Researchers at the University of California, Los Angeles have made a major advance in the battle against cancer by showing that it’s possible to create mature T cells with important cancer-killing receptors from pluripotent stem cells.
This was achieved by using structures called artificial thymic organoids, which mimic the environment of the thymus, referring to the organ in which T cells develop from blood stem cells.
“Using living T cells to kill cancer cells is one of the most exciting areas of cancer treatment,” Christopher Seet, a clinical instructor in the David Geffen School of Medicine at UCLA, told Digital Trends. “The idea here would be to use self-renewing pluripotent stem cells to make unlimited numbers of T cells in the lab, which could be used directly in patients. With certain tweaks, pluripotent stem cells can be genetically engineered to make T cells that would work in any individual. [This] could make T cell immunotherapies cheaper and more widely available. Currently, T cell therapies use a patient’s own T cells and it takes time and great expense to genetically engineer these T cells and give them back to the patient. In some cases, patients may not qualify if they’re too sick, don’t have enough T cells, or the cell quality is not good enough. Faster and cheaper ‘off-the-shelf’ approaches to T cell therapies are badly needed to bring these treatments to more patients.”
This “off-the-shelf” approach could ultimately work to make T cell therapies more accessible, more affordable, and — perhaps most importantly — more effective. There’s still a way to go until this work rolls out to patients, but it is extremely promising.

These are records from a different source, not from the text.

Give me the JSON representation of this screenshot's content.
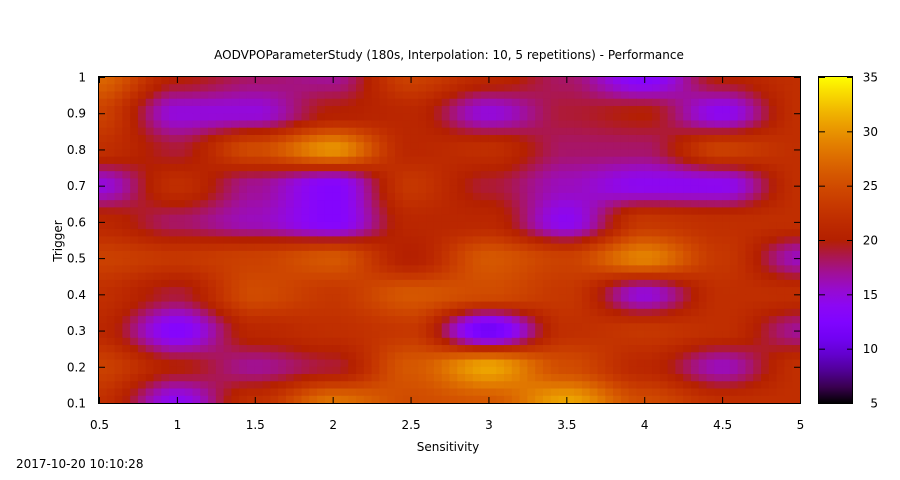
{
  "chart_data": {
    "type": "heatmap",
    "title": "AODVPOParameterStudy (180s, Interpolation: 10, 5 repetitions) - Performance",
    "xlabel": "Sensitivity",
    "ylabel": "Trigger",
    "timestamp": "2017-10-20 10:10:28",
    "xlim": [
      0.5,
      5
    ],
    "ylim": [
      0.1,
      1
    ],
    "x": [
      0.5,
      1,
      1.5,
      2,
      2.5,
      3,
      3.5,
      4,
      4.5,
      5
    ],
    "y": [
      0.1,
      0.2,
      0.3,
      0.4,
      0.5,
      0.6,
      0.7,
      0.8,
      0.9,
      1
    ],
    "z": [
      [
        22,
        14,
        22,
        28,
        25,
        26,
        31,
        25,
        22,
        22
      ],
      [
        24,
        20,
        17,
        19,
        26,
        31,
        25,
        21,
        16,
        22
      ],
      [
        21,
        13,
        21,
        22,
        23,
        11,
        22,
        23,
        22,
        17
      ],
      [
        22,
        19,
        25,
        23,
        26,
        25,
        23,
        15,
        22,
        22
      ],
      [
        24,
        23,
        24,
        26,
        20,
        26,
        24,
        29,
        23,
        16
      ],
      [
        21,
        18,
        16,
        13,
        21,
        21,
        14,
        23,
        22,
        22
      ],
      [
        15,
        22,
        17,
        13,
        23,
        19,
        16,
        14,
        14,
        22
      ],
      [
        22,
        19,
        25,
        30,
        21,
        22,
        18,
        18,
        24,
        22
      ],
      [
        24,
        15,
        15,
        20,
        21,
        15,
        19,
        20,
        14,
        22
      ],
      [
        27,
        20,
        18,
        17,
        24,
        21,
        18,
        13,
        20,
        22
      ]
    ],
    "colorbar": {
      "range": [
        5,
        35
      ],
      "ticks": [
        "5",
        "10",
        "15",
        "20",
        "25",
        "30",
        "35"
      ]
    },
    "x_ticks": [
      "0.5",
      "1",
      "1.5",
      "2",
      "2.5",
      "3",
      "3.5",
      "4",
      "4.5",
      "5"
    ],
    "y_ticks": [
      "0.1",
      "0.2",
      "0.3",
      "0.4",
      "0.5",
      "0.6",
      "0.7",
      "0.8",
      "0.9",
      "1"
    ],
    "palette": "gnuplot-black-blue-red-yellow",
    "grid": false,
    "legend": "colorbar-right"
  }
}
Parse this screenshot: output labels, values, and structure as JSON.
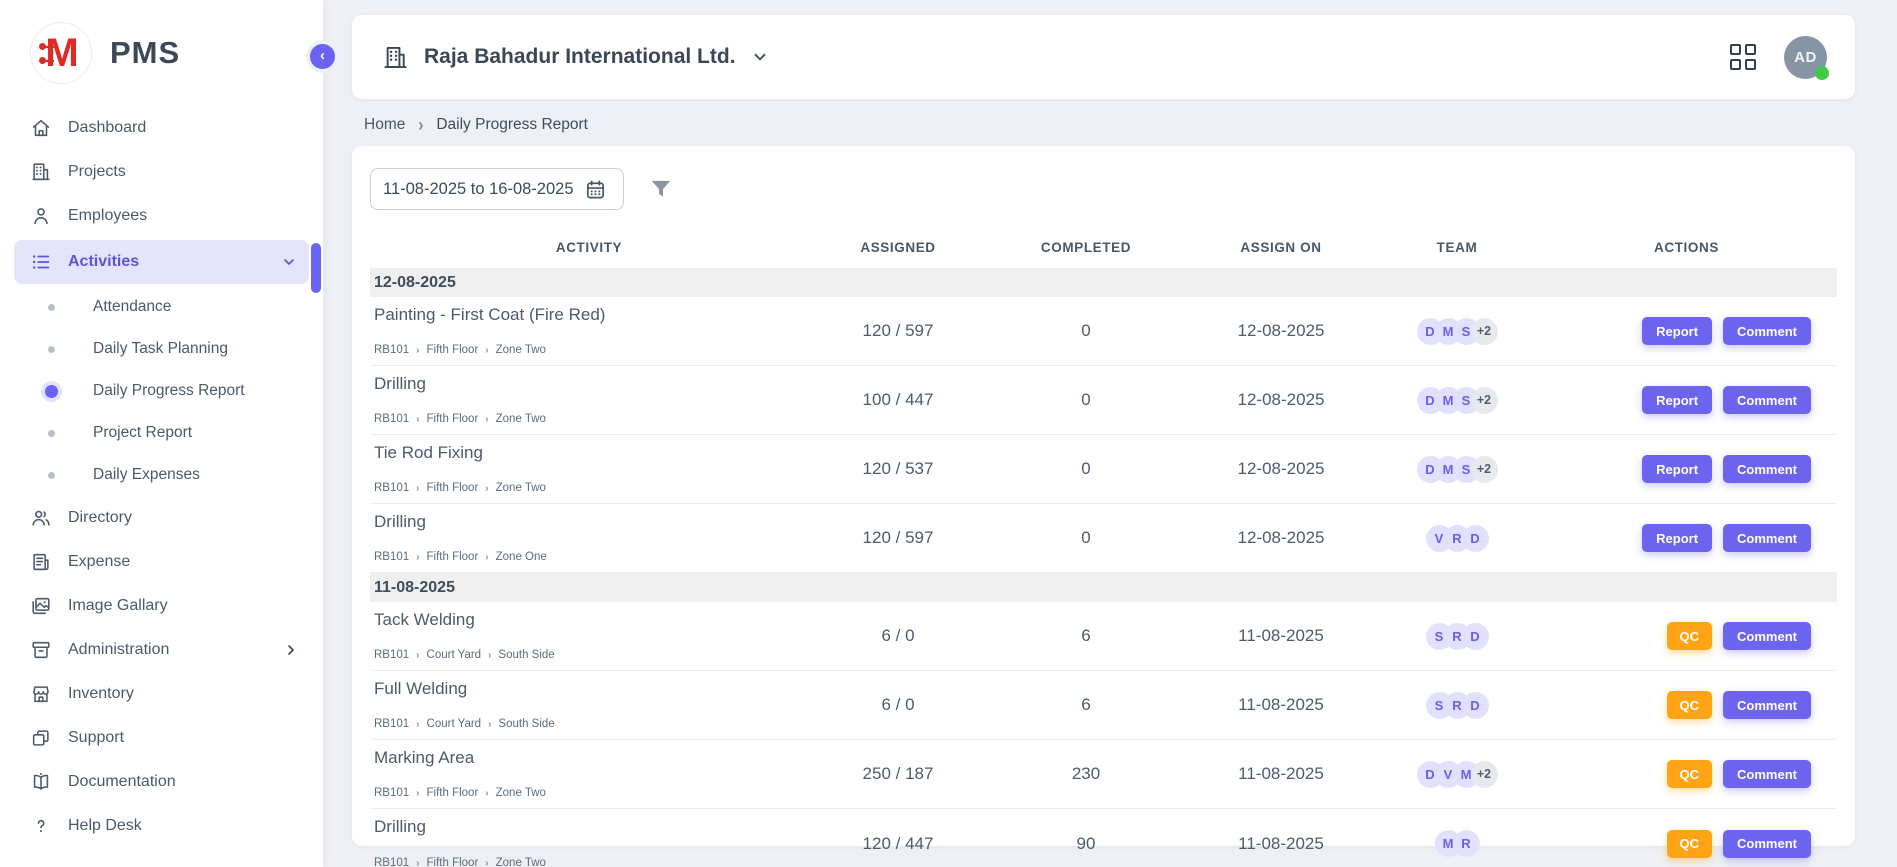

“Our next goal is to engineer the pluripotent stem cells to make T cells that are suited for treating any individual,” Seet continued. “To do this we need to make sure that the T cells we make are not rejected by a patient’s immune system, and also specifically attack a patient’s tumor cells and not the rest of their body. We can achieve this by engineering these traits in the stem cells, and indeed our goal is to make T cells that not only can be given to any individual, but may function better than T cells from the blood.”
A paper describing the work was recently published in the journal Cell Stem Cell. Other researchers on the work included Gay Crooks and Amélie Montel-Hagen.